Cita Rasa Bandeng Jelak dan Legenda Mbah Pangeran

84

Oleh: Amal Taufik

ALKISAH, suatu hari sosok bernama Mbah Pangeran berjalan di sepanjang kawasan tambak ikan bandeng di Kota Pasuruan. Mbah Pangeran ini konon sangat ingin mencicipi bandeng, tetapi sepanjang perjalanan yang ia tempuh, belum ada warga yang berkenan mendermakan bandengnya. Sampai akhirnya Mbah Pangeran tiba di Lingkungan Jelakrejo, Kelurahan Blandongan. Di sini, rasa ingin mencicip bandeng itu terbayar. Ada warga yang berbaik hati menyuguhkan seporsi ikan bandeng untuk Mbah Pangeran.

Mbah Pangeran pun berterima kasih kepada warga setempat. Ungkapan rasa terima kasihnya itu juga disampaikan dalam bentuk ‘sabda’ yang kira-kira berbunyi: bandeng-bandeng yang berada di Lingkungan Jelakrejo tidak bisa besar, namun punya rasa yang selalu lebih unggul dibanding bandeng-bandeng lainnya.

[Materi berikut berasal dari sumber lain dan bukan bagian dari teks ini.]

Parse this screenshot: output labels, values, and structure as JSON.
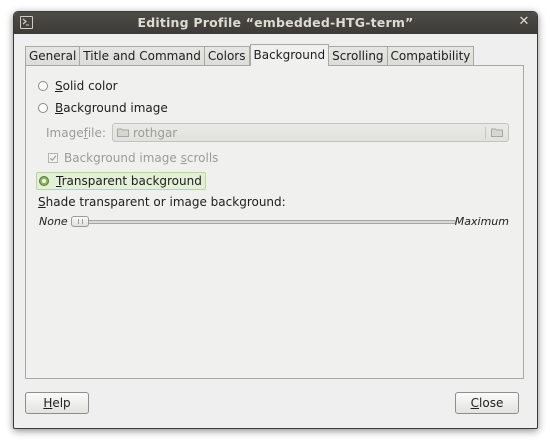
{
  "window": {
    "title": "Editing Profile “embedded-HTG-term”"
  },
  "tabs": [
    {
      "label": "General",
      "active": false
    },
    {
      "label": "Title and Command",
      "active": false
    },
    {
      "label": "Colors",
      "active": false
    },
    {
      "label": "Background",
      "active": true
    },
    {
      "label": "Scrolling",
      "active": false
    },
    {
      "label": "Compatibility",
      "active": false
    }
  ],
  "background": {
    "options": [
      {
        "first": "S",
        "rest": "olid color",
        "selected": false
      },
      {
        "first": "B",
        "rest": "ackground image",
        "selected": false
      },
      {
        "first": "T",
        "rest": "ransparent background",
        "selected": true
      }
    ],
    "image_file": {
      "label_a": "Image ",
      "label_u": "f",
      "label_b": "ile:",
      "value": "rothgar",
      "enabled": false
    },
    "scrolls": {
      "label_a": "Background image ",
      "label_u": "s",
      "label_b": "crolls",
      "checked": true,
      "enabled": false
    },
    "shade": {
      "label_a": "S",
      "label_b": "hade transparent or image background:",
      "min_label": "None",
      "max_label": "Maximum",
      "value": 0.0
    }
  },
  "buttons": {
    "help": {
      "u": "H",
      "rest": "elp"
    },
    "close": {
      "u": "C",
      "rest": "lose"
    }
  }
}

“Itu cerita yang berkembang dari mulut ke mulut yang dipercayai masyarakat setempat. Ya cerita rakyat gitulah,” kata Analis Akuakultur Ahli Muda Dinas Perikanan Kota Pasuruan, Rosepta Dini Febriani, Minggu (21/04/2024).

Memang sampai sekarang ukuran bandeng di Lingkungan Jelakrejo—atau lebih populer disebut bandeng jelak—tidak bisa besar. Apalagi jika dibandingkan bandeng dari Sidoarjo, Gresik, atau bahkan Semarang. Biasanya satu kilogram bandeng jelak berisi 6 atau 10 ekor. Berbeda dengan bandeng sidoarjo atau bandeng gresik yang satu kilogramnya berisi 3 atau 4 ekor, bahkan ada yang 2 ekor.

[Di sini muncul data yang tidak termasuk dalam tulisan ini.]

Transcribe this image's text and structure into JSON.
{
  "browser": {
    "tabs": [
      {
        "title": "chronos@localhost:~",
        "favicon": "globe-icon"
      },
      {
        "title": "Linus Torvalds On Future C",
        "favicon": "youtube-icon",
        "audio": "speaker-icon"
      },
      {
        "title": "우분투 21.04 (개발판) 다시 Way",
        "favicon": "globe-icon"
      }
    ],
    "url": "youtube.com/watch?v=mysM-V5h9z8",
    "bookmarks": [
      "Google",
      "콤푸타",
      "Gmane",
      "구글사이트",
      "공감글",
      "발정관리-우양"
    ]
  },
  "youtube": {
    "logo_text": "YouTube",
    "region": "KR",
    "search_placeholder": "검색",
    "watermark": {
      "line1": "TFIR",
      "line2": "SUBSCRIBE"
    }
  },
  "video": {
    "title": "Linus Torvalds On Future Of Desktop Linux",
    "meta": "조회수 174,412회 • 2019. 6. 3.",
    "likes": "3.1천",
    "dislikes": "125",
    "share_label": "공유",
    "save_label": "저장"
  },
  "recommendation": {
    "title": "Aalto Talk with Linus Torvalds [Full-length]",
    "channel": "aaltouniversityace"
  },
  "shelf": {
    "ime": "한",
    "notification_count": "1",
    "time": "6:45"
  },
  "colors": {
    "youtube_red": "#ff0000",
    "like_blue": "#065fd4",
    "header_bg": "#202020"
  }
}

Namun tentu saja, kecilnya ukuran itu tidak semata gara-gara ‘sabda’ Mbah Pangeran. Septa—sapaan akrab Rosepta—menyebut, secara ilmiah bandeng jelak tak bisa besar salah satunya karena dipelihara secara tradisional. Pola pemeliharaan tradisional itu ialah para petambak tidak memberi pakan pabrikan terhadap bandeng mereka.

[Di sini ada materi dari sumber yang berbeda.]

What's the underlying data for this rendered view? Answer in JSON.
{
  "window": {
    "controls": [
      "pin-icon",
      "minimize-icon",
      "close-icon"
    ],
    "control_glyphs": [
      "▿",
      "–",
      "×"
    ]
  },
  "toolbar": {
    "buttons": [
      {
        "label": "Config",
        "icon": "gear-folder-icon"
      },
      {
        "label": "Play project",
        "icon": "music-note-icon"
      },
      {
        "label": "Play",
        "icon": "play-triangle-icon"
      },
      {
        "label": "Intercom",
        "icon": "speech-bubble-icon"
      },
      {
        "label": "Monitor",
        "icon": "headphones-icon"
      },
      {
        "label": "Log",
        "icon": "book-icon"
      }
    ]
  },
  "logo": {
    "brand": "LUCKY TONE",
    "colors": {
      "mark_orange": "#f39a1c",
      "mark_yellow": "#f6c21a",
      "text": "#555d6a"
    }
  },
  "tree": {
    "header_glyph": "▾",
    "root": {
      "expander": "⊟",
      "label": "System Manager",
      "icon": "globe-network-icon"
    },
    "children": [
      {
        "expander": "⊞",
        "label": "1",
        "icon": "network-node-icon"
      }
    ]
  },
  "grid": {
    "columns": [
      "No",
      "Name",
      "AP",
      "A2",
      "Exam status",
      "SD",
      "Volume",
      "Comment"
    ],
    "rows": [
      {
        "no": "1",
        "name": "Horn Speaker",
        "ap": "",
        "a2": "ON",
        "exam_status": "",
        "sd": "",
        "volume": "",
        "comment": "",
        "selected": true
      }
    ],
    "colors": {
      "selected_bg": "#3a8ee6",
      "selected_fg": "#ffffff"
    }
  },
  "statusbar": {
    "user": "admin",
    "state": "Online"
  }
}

“Berbeda dengan di Gresik, misalnya, yang dipelihara secara intensif. Diberi pakan pabrikan, airnya dibuat melimpah sampai pakai genset. Semuanya serba ditata, karena itu bandeng mereka besar-besar,” ujar Septa.

Meski ukurannya kecil, bandeng jelak bukan kemudian kalah saing dari bandeng-bandeng lainnya. Bagi penikmatnya, ukuran kecil itu justru memunculkan rasa gurih yang lebih intim. Bandeng jelak bahkan terkenal bebas bau tanah/lumpur seperti yang biasa ditemukan pada bandeng-bandeng lainnya.

“Kalau dari sisi ilmu pengetahuan, ada beberapa hal yang menjadikannya tidak bau tanah. Salah satunya kondisi tanah di Jelakrejo,” imbuhnya.

Pasuruan Kota Bandeng

Dinas Perikanan Kota Pasuruan mencatat, perikanan budidaya di Kota Pasuruan didominasi enam jenis ikan, yakni bandeng, gurame, lele, nila, udang windu, dan udang vaname. Selain enam jenis ikan itu, ada beberapa petambak yang membudidayakan gracilaria verrucosa: salah satu spesies rumput laut yang dibudidayakan di tambak dengan cara horizontal.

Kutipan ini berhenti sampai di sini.